Department of Biosystems Science and Engineering, ETH Zurich, Basel, Switzerland.
SIB Swiss Institute of Bioinformatics, Lausanne, Switzerland.
PLoS Comput Biol. 2022 Sep 6;18(9):e1009767. doi: 10.1371/journal.pcbi.1009767. eCollection 2022 Sep.
Comprehensive molecular characterization of cancer subtypes is essential for predicting clinical outcomes and searching for personalized treatments. We present bnClustOmics, a statistical model and computational tool for multi-omics unsupervised clustering, which serves a dual purpose: Clustering patient samples based on a Bayesian network mixture model and learning the networks of omics variables representing these clusters. The discovered networks encode interactions among all omics variables and provide a molecular characterization of each patient subgroup. We conducted simulation studies that demonstrated the advantages of our approach compared to other clustering methods in the case where the generative model is a mixture of Bayesian networks. We applied bnClustOmics to a hepatocellular carcinoma (HCC) dataset comprising genome (mutation and copy number), transcriptome, proteome, and phosphoproteome data. We identified three main HCC subtypes together with molecular characteristics, some of which are associated with survival even when adjusting for the clinical stage. Cluster-specific networks shed light on the links between genotypes and molecular phenotypes of samples within their respective clusters and suggest targets for personalized treatments.

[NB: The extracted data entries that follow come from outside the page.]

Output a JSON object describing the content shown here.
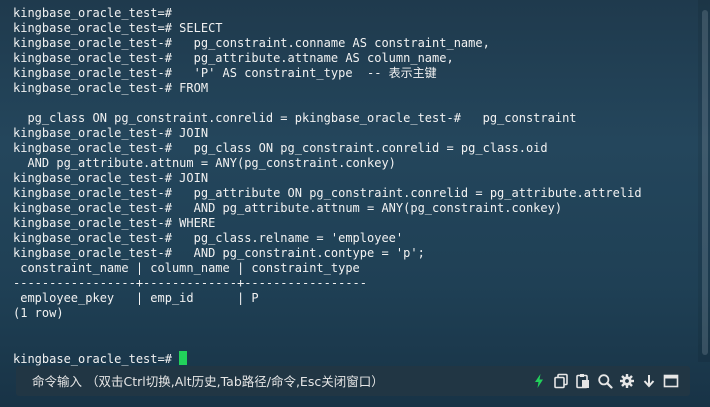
{
  "terminal": {
    "lines": [
      "kingbase_oracle_test=#",
      "kingbase_oracle_test=# SELECT",
      "kingbase_oracle_test-#   pg_constraint.conname AS constraint_name,",
      "kingbase_oracle_test-#   pg_attribute.attname AS column_name,",
      "kingbase_oracle_test-#   'P' AS constraint_type  -- 表示主键",
      "kingbase_oracle_test-# FROM",
      "",
      "  pg_class ON pg_constraint.conrelid = pkingbase_oracle_test-#   pg_constraint",
      "kingbase_oracle_test-# JOIN",
      "kingbase_oracle_test-#   pg_class ON pg_constraint.conrelid = pg_class.oid",
      "  AND pg_attribute.attnum = ANY(pg_constraint.conkey)",
      "kingbase_oracle_test-# JOIN",
      "kingbase_oracle_test-#   pg_attribute ON pg_constraint.conrelid = pg_attribute.attrelid",
      "kingbase_oracle_test-#   AND pg_attribute.attnum = ANY(pg_constraint.conkey)",
      "kingbase_oracle_test-# WHERE",
      "kingbase_oracle_test-#   pg_class.relname = 'employee'",
      "kingbase_oracle_test-#   AND pg_constraint.contype = 'p';",
      " constraint_name | column_name | constraint_type",
      "-----------------+-------------+-----------------",
      " employee_pkey   | emp_id      | P",
      "(1 row)",
      "",
      ""
    ],
    "prompt": "kingbase_oracle_test=# ",
    "cursor_color": "#22d15b"
  },
  "command_bar": {
    "placeholder": "命令输入 （双击Ctrl切换,Alt历史,Tab路径/命令,Esc关闭窗口）"
  },
  "icons": [
    "bolt-icon",
    "copy-icon",
    "paste-icon",
    "search-icon",
    "gear-icon",
    "download-icon",
    "maximize-icon"
  ],
  "colors": {
    "background": "#24465c",
    "text": "#f2f2f2",
    "accent": "#22d15b"
  }
}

全面的癌症亚型分子特征分析对于预测临床结果和寻找个性化治疗方法至关重要。我们提出了 bnClustOmics,这是一种用于多组学无监督聚类的统计模型和计算工具,具有双重目的:基于贝叶斯网络混合模型对患者样本进行聚类,并学习代表这些聚类的组学变量网络。发现的网络编码了所有组学变量之间的相互作用,并为每个患者亚组提供了分子特征分析。我们进行了模拟研究,证明了在生成模型是贝叶斯网络混合物的情况下,与其他聚类方法相比,我们的方法具有优势。我们将 bnClustOmics 应用于包含基因组(突变和拷贝数)、转录组、蛋白质组和磷酸化蛋白质组数据的肝细胞癌(HCC)数据集。我们确定了三种主要的 HCC 亚型,以及分子特征,其中一些与生存相关,即使在调整临床分期后也是如此。特定于聚类的网络揭示了各自聚类中样本的基因型与分子表型之间的联系,并为个性化治疗提供了目标。